4 意味分析の諸問題
これまでの考察から、ここでは球技の指導者に求められる能力、そして敵方の情況、および味方との情況の意味分析の諸問題を整理してみたい。さらに、例証を分析することで導かれた観察カテゴリーについて列挙してみたい。
- ⑴、まずもって、球技の指導者に求められる独自の運動感覚能力は、チームとして実現可能性の高い特殊ゲーム構想を練り上げる能力である。それはゲーム解釈とその構造的な認識に基づいており、ゲーム中の直接的な運動感覚能力ではない。しかし、具体的に選手の現況に見合った戦術の動きを工夫し、選手に納得させていく場合には、どうしても運動感覚を持ち込まない訳にはいかない。また、目下のゲーム情況において、ゲームの流れを感じ取るゲーム感覚は、当の情況を見抜く判断力を支えるものとして欠かせない。ここで、情況を判断し、ある決定を選手たちに伝える場合には、個人の動きから、個と個との関係系から生じる動きへと、そのつど視点を変更しながら共感し、指示できる能力が必要とされる。とりわけビデオによるゲーム観察に際しては、ゲームの流れに決定的な影響を与えているゲームの諸局面を含んだ場面を抽出することができる能力が求められよう。

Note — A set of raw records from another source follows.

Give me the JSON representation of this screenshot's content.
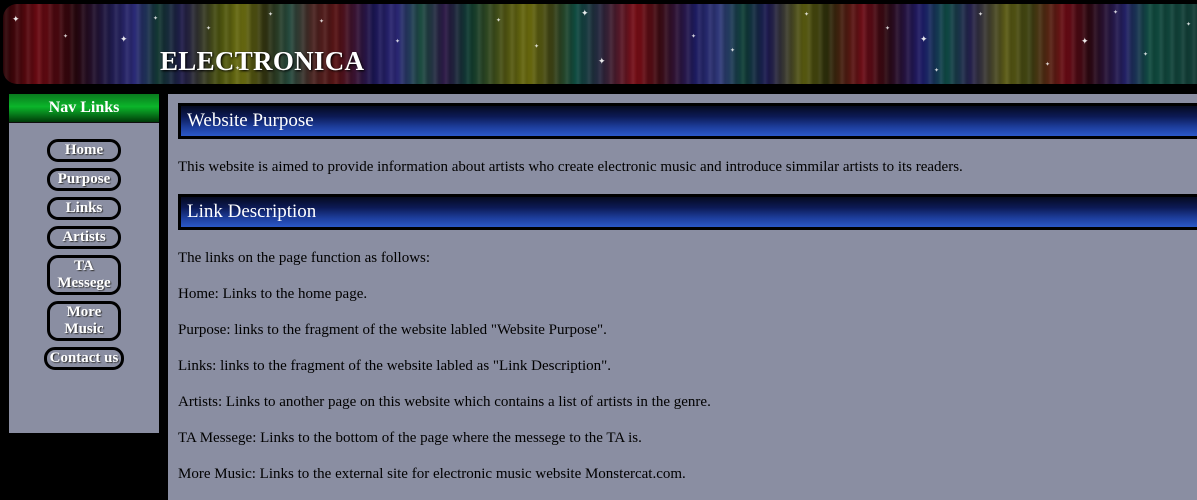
{
  "site": {
    "title": "ELECTRONICA"
  },
  "sidebar": {
    "header": "Nav Links",
    "items": [
      {
        "label": "Home"
      },
      {
        "label": "Purpose"
      },
      {
        "label": "Links"
      },
      {
        "label": "Artists"
      },
      {
        "label": "TA Messege"
      },
      {
        "label": "More Music"
      },
      {
        "label": "Contact us"
      }
    ]
  },
  "main": {
    "purpose": {
      "heading": "Website Purpose",
      "text": "This website is aimed to provide information about artists who create electronic music and introduce simmilar artists to its readers."
    },
    "links": {
      "heading": "Link Description",
      "intro": "The links on the page function as follows:",
      "items": [
        "Home: Links to the home page.",
        "Purpose: links to the fragment of the website labled \"Website Purpose\".",
        "Links: links to the fragment of the website labled as \"Link Description\".",
        "Artists: Links to another page on this website which contains a list of artists in the genre.",
        "TA Messege: Links to the bottom of the page where the messege to the TA is.",
        "More Music: Links to the external site for electronic music website Monstercat.com."
      ]
    }
  }
}
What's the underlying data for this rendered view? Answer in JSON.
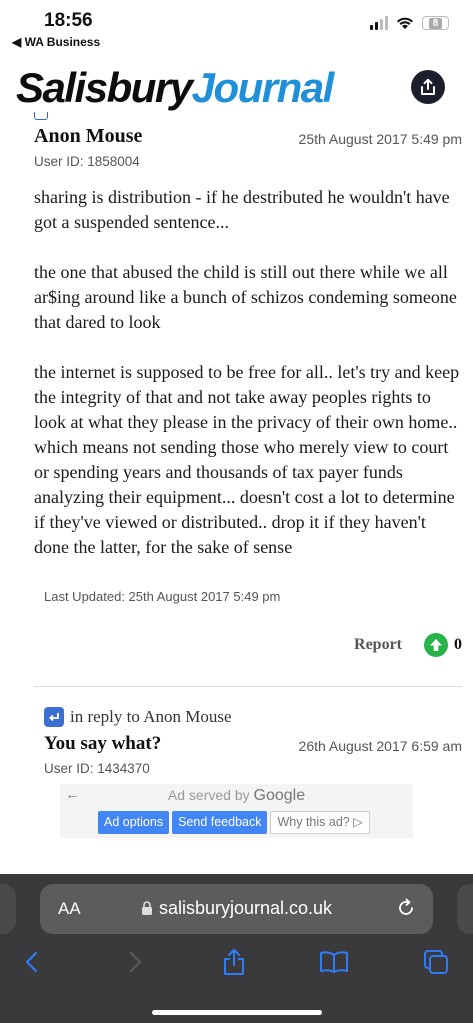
{
  "status": {
    "time": "18:56",
    "back_app": "◀ WA Business",
    "battery": "8"
  },
  "header": {
    "logo_part1": "Salisbury",
    "logo_part2": "Journal",
    "share_icon": "share-icon"
  },
  "comment1": {
    "author": "Anon Mouse",
    "date": "25th August 2017 5:49 pm",
    "user_id": "User ID: 1858004",
    "paragraphs": [
      "sharing is distribution - if he destributed he wouldn't have got a suspended sentence...",
      "the one that abused the child is still out there while we all ar$ing around like a bunch of schizos condeming someone that dared to look",
      "the internet is supposed to be free for all.. let's try and keep the integrity of that and not take away peoples rights to look at what they please in the privacy of their own home.. which means not sending those who merely view to court or spending years and thousands of tax payer funds analyzing their equipment... doesn't cost a lot to determine if they've viewed or distributed.. drop it if they haven't done the latter, for the sake of sense"
    ],
    "last_updated": "Last Updated: 25th August 2017 5:49 pm",
    "report_label": "Report",
    "votes": "0"
  },
  "comment2": {
    "reply_to": "in reply to Anon Mouse",
    "author": "You say what?",
    "date": "26th August 2017 6:59 am",
    "user_id": "User ID: 1434370"
  },
  "ad": {
    "back": "←",
    "served_prefix": "Ad served by",
    "served_brand": "Google",
    "options_label": "Ad options",
    "feedback_label": "Send feedback",
    "why_label": "Why this ad? ▷"
  },
  "browser": {
    "aa_label": "AA",
    "url": "salisburyjournal.co.uk"
  },
  "colors": {
    "brand_blue": "#1f8fd8",
    "vote_green": "#27b24a",
    "toolbar_bg": "#3a3a3c",
    "ios_blue": "#2f7cf6"
  }
}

- ⑵、ゲーム経過における敵方の情況の意味構造分析の問題を考えてみる。まず、特殊ゲーム構想段階における敵情分析において、全員である程度敵方チームのメンバーや競技力の特徴を把握したり、敵方の戦術を推定しておくことは戦うための前提である。ところが、当のゲーム情況では、予想を裏切ることが多い。したがって、ゲーム構想を変更する場合や、新たな手を打たなければならない時に、目下のゲーム情況を見抜く判断力がものをいう。しかし、ゲームの流れも敵方の意図も読めないことによって、戦い方を見出せないことがある。そんな時には、当の情況に身を置いているリードオフマンに完全にゲームコントロールを委ねてしまうことがある。とはいえ、注意深くゲーム情況を観察し、取るに足らないことでも、気づいたことを必ずメモするようにしてきた。これが情況を打開するのに少なからず役立つ。また、非常に恐いことであるが、自分自身が味方との情況と結び付くのを一旦やめてしまい、完全に敵方の視点から味方の様子を観察することも重要である。